Por: Alberto Villar Campos.
Alguna noche de 1998, fui a ver “Trainspotting” al desaparecido cine Julieta de Miraflores. Por entonces yo tenía 17 y la película, dos años de estrenada. Como intuyo ocurría con todo el cine independiente del mundo, se exhibía en Lima muy tarde y en muy pocas salas. Ésta era una de ellas. Aquella noche, recuerdo, llegué al cine con tres amigos del colegio, y salimos, casi dos horas después, muy como en la película: con la onda de querer destruirlo todo (al resto, a nosotros mismos), de cruzar calles con el semáforo en verde, de irnos muy lejos, a una campiña inexistente, con cervezas y vodka, sin ningún ánimo de cruzar palabras. Esa noche anduvimos así: errantes y ausentes, con la semilla de la venganza a punto de abrirse, vaya uno a saber por qué. Pasaron, creo, algunas horas, hasta que uno de nosotros dijo que debía irse a casa porque ya era tarde, y fue entonces que el sueño se terminó: al día siguiente habían clases, nadie podía (o quería) faltar, y todo eso en que habíamos pensado había sido apenas el efecto curioso de una película como ninguna otra.
En julio se cumplirán diez años de la aparición de uno de los filmes emblemáticos de la década de los noventa. Es decir, de esa generación que fue mía y que aún no me resigno a olvidar. De la generación Nirvana, Pearl Jam, STP, Greenday, las camisas a cuadros, las converse y los Airwalk, el discman, MTV, doble nueve, los libros de Ray Lóriga y las conversaciones de madrugada en Bembo’s, el Blue Buddha, la playa y la marihuana, el ron con coca cola y un largo y difícil etcétera.
Hoy por hoy me resulta difícil creer que puede decirse algo más sobre “Trainspotting”. Ni yo mismo sé si esta película ahora sea la misma que vi aquella vez. Todavía conservo una copia en Vhs, escondida en una caja, pero ya no tengo ganas de volver a verla.

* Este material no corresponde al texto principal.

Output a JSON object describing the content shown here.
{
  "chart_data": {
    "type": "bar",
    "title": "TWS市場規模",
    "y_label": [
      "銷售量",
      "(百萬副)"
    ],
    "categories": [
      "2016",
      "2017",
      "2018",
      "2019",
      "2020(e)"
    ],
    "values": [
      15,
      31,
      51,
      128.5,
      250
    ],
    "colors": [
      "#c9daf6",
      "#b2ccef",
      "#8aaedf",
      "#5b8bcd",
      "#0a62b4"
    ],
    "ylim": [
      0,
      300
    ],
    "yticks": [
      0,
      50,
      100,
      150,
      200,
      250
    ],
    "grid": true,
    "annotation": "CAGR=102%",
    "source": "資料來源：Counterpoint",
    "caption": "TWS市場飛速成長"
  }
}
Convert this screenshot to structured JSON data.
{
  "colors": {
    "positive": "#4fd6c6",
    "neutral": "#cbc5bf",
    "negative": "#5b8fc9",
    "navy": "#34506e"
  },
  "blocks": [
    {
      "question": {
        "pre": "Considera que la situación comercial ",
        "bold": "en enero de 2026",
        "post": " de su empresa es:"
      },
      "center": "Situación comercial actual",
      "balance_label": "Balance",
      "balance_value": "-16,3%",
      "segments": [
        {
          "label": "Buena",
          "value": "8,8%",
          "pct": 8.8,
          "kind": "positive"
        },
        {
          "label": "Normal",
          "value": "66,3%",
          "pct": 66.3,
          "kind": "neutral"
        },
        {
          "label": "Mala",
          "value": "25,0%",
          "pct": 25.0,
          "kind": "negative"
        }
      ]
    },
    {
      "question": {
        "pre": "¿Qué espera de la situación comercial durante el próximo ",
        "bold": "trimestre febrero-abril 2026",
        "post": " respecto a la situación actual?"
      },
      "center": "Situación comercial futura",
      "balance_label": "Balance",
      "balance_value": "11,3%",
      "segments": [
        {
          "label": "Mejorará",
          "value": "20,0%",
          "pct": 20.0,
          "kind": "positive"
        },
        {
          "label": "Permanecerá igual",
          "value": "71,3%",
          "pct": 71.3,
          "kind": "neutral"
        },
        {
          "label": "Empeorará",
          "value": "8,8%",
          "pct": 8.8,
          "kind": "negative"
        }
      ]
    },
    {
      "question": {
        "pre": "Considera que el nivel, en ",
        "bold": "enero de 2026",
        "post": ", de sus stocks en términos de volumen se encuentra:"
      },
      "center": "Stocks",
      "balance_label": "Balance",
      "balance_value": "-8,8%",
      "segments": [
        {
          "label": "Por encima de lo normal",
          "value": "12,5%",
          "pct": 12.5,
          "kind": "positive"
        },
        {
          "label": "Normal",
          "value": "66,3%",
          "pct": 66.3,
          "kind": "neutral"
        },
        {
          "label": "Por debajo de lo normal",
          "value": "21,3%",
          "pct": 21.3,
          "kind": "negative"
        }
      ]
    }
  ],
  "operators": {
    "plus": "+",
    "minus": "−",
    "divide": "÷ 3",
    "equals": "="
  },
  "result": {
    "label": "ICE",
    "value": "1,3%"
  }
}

Ergo: sólo me queda recordarla.
Y lo hago volviendo mis pasos hacia esos meses en que, como cualquier adolescente, creía llevar prisa por llegar a alguna parte, era ignorante, valiente y tenía hambre de experiencias múltiples (no sabía que terminaría derrotándome una realidad también dolorosa: el letargo del crecimiento y la pérdida total de la inocencia al palpar la mayoría de edad). En fin, lo que yo quería era ser como los villanos héroes de “Trainspotting”. Quería ser todos ellos: no tener futuro, andar con rabia por las calles, morirme un poco con cada amigo muerto, caer al fondo solo y también acompañado, subir a un nivel donde todo está en orden pero nada gusta, y luego bajar, planear un gran robo, montarme en un tren e irme cuando todos –menos uno– estuviesen durmiendo. Mentir. Timar. Reírme. Tener sexo con una chica tan bonita como Kelly McDonald y luego dormir en un sofá, con ella en la habitación de al lado. Verme dentro de un taxi y no saber que estoy dentro de uno. Que mis padres fumen cigarros conmigo. Morir en una cama, con un niño en el techo, gateando hacia mí. Y luego revivir, sabiendo que sólo fue un sueño. Sentir la música electrónica como el advenimiento de una era en la que todos seremos iguales: no tendremos sexos. Hablar raro, como para que nadie entendiese lo que estoy diciendo. Sentirme un poco como un dios con dos milenios en las espaldas y menos de una década de vida.
Ser adolescente es una de las mejores cosas que le suceden a uno, aún cuando quede poco de ello al cabo de un tiempo. Hoy, por qué no, vuelvo a ser uno, otra vez. Se siente paja.